Grünfläche vor der Stadtverwaltung
Politik beschneidet Pläne

Lengerich -

Mehr Grün, Sitzgelegenheiten, eine Rutsche: Die Stadtverwaltung hat viele Ideen, wie die Grünfläche vor dem Haus attraktiver gestaltet werden könnte. Das kostet allerdings, mit 35 000 Euro wird kalkuliert. Zu viel, befindet der Stadtrat. Jetzt kommen zwei Bänke und eine Liege.

Mittwoch, 08.01.2020, 06:20 Uhr aktualisiert: 08.01.2020, 06:30 Uhr
Die Verwaltung will die Aufenthaltsqualität auf der Grünfläche vor ihren Gebäuden steigern. Den Ratsfraktionen sind die vorgestellten Pläne zu teuer. Sie bewilligen statt der erhofften 20 000 Euro nur 4000 Euro für die Gestaltung. Davon sollen zwei Bänke und eine Liege angeschafft werden.
Die Verwaltung will die Aufenthaltsqualität auf der Grünfläche vor ihren Gebäuden steigern. Den Ratsfraktionen sind die vorgestellten Pläne zu teuer. Sie bewilligen statt der erhofften 20 000 Euro nur 4000 Euro für die Gestaltung. Davon sollen zwei Bänke und eine Liege angeschafft werden. Foto: Michael Baar

Ergänzung der Heckenstruktur, Anlage von zwei Staudenbeeten mit einer Einfassung aus Corten- oder Edelstahl, zwei Hochbeete aus Sandstein, Pflanzung einer Gruppe Obstbäume auf einer herzurichtenden Blühwiese sowie Aufstellen von diversen Sitzgelegenheiten und einer Liege. Keine Frage, die Stadtverwaltung hat sich Gedanken gemacht, wie die Grünfläche – auf der das Portal des alten Bethania-Krankenhauses steht – attraktiver gestaltet werden könnte.

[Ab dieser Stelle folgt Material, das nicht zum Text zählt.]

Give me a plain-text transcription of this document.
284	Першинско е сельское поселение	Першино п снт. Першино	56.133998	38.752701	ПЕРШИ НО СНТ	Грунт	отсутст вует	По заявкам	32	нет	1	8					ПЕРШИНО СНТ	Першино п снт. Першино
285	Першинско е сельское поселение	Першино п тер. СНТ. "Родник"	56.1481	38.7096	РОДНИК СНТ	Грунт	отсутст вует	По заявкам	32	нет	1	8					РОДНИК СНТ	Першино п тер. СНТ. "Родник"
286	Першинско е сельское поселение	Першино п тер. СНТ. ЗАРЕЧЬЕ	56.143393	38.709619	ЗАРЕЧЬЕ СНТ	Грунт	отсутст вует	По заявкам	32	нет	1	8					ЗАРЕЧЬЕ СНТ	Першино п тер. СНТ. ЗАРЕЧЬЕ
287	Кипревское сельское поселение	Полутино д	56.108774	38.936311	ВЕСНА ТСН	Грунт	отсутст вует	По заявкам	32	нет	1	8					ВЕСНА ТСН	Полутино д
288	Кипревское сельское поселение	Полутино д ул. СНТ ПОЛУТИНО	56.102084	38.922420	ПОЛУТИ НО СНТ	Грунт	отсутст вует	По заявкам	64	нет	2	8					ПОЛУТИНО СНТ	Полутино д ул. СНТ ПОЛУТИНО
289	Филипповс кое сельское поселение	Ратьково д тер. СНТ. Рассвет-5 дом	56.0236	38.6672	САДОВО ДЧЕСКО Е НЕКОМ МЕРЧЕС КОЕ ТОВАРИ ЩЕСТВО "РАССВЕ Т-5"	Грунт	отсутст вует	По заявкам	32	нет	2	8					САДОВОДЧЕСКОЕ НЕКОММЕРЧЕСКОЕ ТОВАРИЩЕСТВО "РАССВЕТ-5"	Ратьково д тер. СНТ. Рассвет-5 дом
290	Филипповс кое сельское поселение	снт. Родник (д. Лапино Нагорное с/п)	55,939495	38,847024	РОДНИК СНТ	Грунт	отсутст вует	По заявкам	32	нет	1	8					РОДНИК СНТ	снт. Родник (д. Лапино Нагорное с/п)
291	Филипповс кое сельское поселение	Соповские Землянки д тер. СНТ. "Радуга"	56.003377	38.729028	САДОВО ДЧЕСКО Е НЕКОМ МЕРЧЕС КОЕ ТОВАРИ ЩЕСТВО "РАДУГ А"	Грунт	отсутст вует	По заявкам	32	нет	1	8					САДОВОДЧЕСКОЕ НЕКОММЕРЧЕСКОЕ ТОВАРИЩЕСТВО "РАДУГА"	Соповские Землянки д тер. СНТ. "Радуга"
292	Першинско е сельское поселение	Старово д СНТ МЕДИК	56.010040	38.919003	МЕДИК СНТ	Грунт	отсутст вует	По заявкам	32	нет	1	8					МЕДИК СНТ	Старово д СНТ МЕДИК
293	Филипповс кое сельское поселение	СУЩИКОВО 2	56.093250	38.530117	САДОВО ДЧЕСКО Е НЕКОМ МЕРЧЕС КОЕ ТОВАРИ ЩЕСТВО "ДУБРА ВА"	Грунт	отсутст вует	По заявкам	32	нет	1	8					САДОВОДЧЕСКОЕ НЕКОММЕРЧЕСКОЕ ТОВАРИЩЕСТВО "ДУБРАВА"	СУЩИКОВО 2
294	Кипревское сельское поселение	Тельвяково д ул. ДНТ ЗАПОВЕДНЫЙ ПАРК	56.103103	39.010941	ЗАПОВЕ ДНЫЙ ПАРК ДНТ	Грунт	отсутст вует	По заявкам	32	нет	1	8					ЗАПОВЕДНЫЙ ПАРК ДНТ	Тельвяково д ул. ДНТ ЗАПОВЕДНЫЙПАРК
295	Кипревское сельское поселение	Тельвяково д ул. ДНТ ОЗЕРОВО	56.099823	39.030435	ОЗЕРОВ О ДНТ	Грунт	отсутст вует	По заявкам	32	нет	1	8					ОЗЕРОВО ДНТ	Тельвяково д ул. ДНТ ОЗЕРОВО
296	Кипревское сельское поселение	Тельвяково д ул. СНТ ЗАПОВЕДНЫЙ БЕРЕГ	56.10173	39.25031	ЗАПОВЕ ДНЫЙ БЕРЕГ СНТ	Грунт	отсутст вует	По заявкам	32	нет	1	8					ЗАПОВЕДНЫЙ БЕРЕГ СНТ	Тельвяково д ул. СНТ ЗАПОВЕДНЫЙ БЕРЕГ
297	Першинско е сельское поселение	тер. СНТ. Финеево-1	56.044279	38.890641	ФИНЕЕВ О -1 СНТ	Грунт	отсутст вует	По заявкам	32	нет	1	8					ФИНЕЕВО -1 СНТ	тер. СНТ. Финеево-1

Nur hat sie die Rechnung ohne die Politik gemacht. Die veranschlagten 35 000 Euro stoßen den Ratsfraktionen sauer auf. Angesichts der zu bewältigenden großen und vor allem teuren Aufgaben – unter anderem Neubau der Gesamtschule und einer Feuer- und Rettungswache – finden die Ideen der Verwaltung für eine Steigerung der Aufenthaltsqualität in diesem Bereich keine Zustimmung.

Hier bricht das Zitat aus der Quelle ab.